Fratzke, the player whose previous work I knew least, played with intensity and abandon. Taborn, of course, is a genius who never fails to provide something surprising yet completely appropriate to whatever situation he finds himself in (see also: James Carter, Roscoe Mitchell, Tim Berne). King's precision-tooled chaos was as impressive as ever. And if at some point Norton was out of practice, it surely didn't show tonight. He played with genuine power and precision throughout the set.
In the encore, which Norton described as a work in progress, the bassist howled snatches of lyrics from Harry Nilsson's "Jump Into the Fire" and -- yes! -- Hüsker Dü's "What's Going On," and intoned the Sun Ra mantra, "There are other worlds they have not told you of." Introducing the song, Norton quipped that he'd been studying the vocal stylings of Ethan Iverson and almost had them down. That Iverson, pianist of The Bad Plus and chief blogger at Do the Math, was standing about ten feet away in the audience at the time just made Norton's joke that much funnier.
Prior to the Gang Font's set, local trio Skeletonbreath played a set of what could only be described as pogo-prog. Some of this suggested what might have happened if Danger Money-era U.K. (refer to this post) had borrowed a page from the Police. Impressively, given that prog rock is still considered a boys-only clubhouse, one lithe woman bounced to the music with giddy abandon.

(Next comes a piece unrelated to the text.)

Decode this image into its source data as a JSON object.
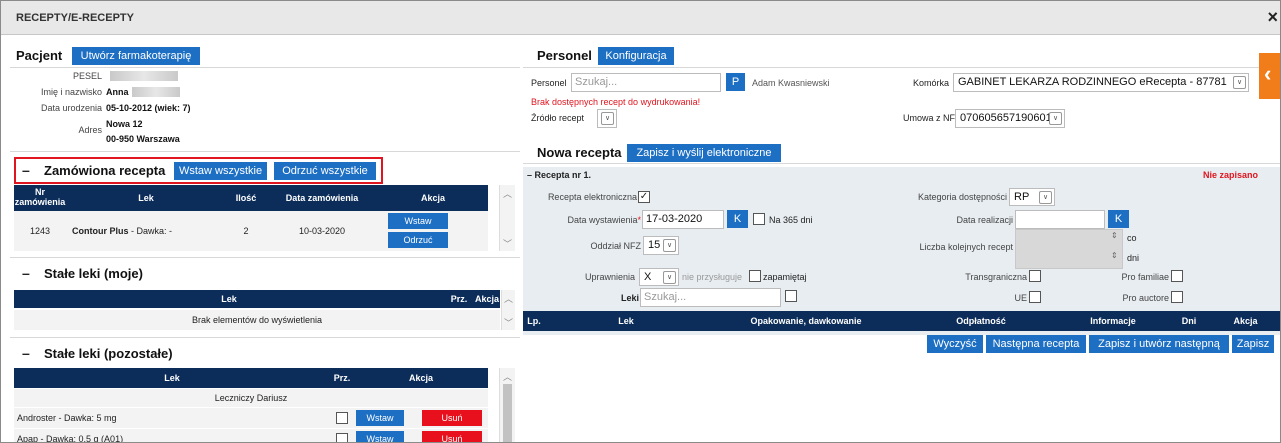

Opening the show was the punky local composers' collective Anti-Social Music, which I'd long been hoping to catch live. That their set ultimately offered considerable cause for despair had nothing to do with the performers or the music, and everything to do with the venue. Alex Ross, characteristically receptive and perceptive, described the positive aspects of the current blurring of borders between contemporary chamber music and post-rock in his latest New Yorker column. Unfortunately, Anti-Social Music's set vividly demonstrated the potential pitfalls that also factor into this particular mix.
Clearly, there were significant and interesting things to be heard, especially in Andrea La Rose's Concerto for Anybody, which featured some remarkable playing by designated soloist Jeff Hudgins on clarinet and alto saxophone, and Pat Muchmore's Babel, a strong piece for amplified cello with pre-recorded accompaniment. But neither required the services of the bassist and drummer from in the punk band playing downstairs in the Knitting Factory's Old Office (a.k.a. that space where my desk was located ten years ago), who were clearly audible throughout the performance.
I walked out of a Tap Bar show by Matt Haimovitz, another valiant boundary breaker, under precisely the same conditions (recounted here, about halfway down), and had it not been for the Gang Font I most certainly would have done the same tonight. In situations like this, the Tap Bar might be the most depressing space in the entire city for performers who wish to actually reach a new audience. The prospect of hearing Anti-Social Music's next local show, on May 12 at the comparatively establishmentesque Renee Weiler Concert Hall at Greenwich House, is far more appealing.
Playlist:
Andrew Russo - Dirty Little Secret (Endeavor Classics)
Black Sabbath - Seventh Star (Castle)
The Bad Plus - Prog (Do the Math/Heads Up, due May 8)
brakesbrakesbrakes - The Beatific Visions (Rough Trade/World's Fair, due May 8)
Sonic Youth - EVOL (SST)
Tim Berne's Hard Cell - Feign (Screwgun)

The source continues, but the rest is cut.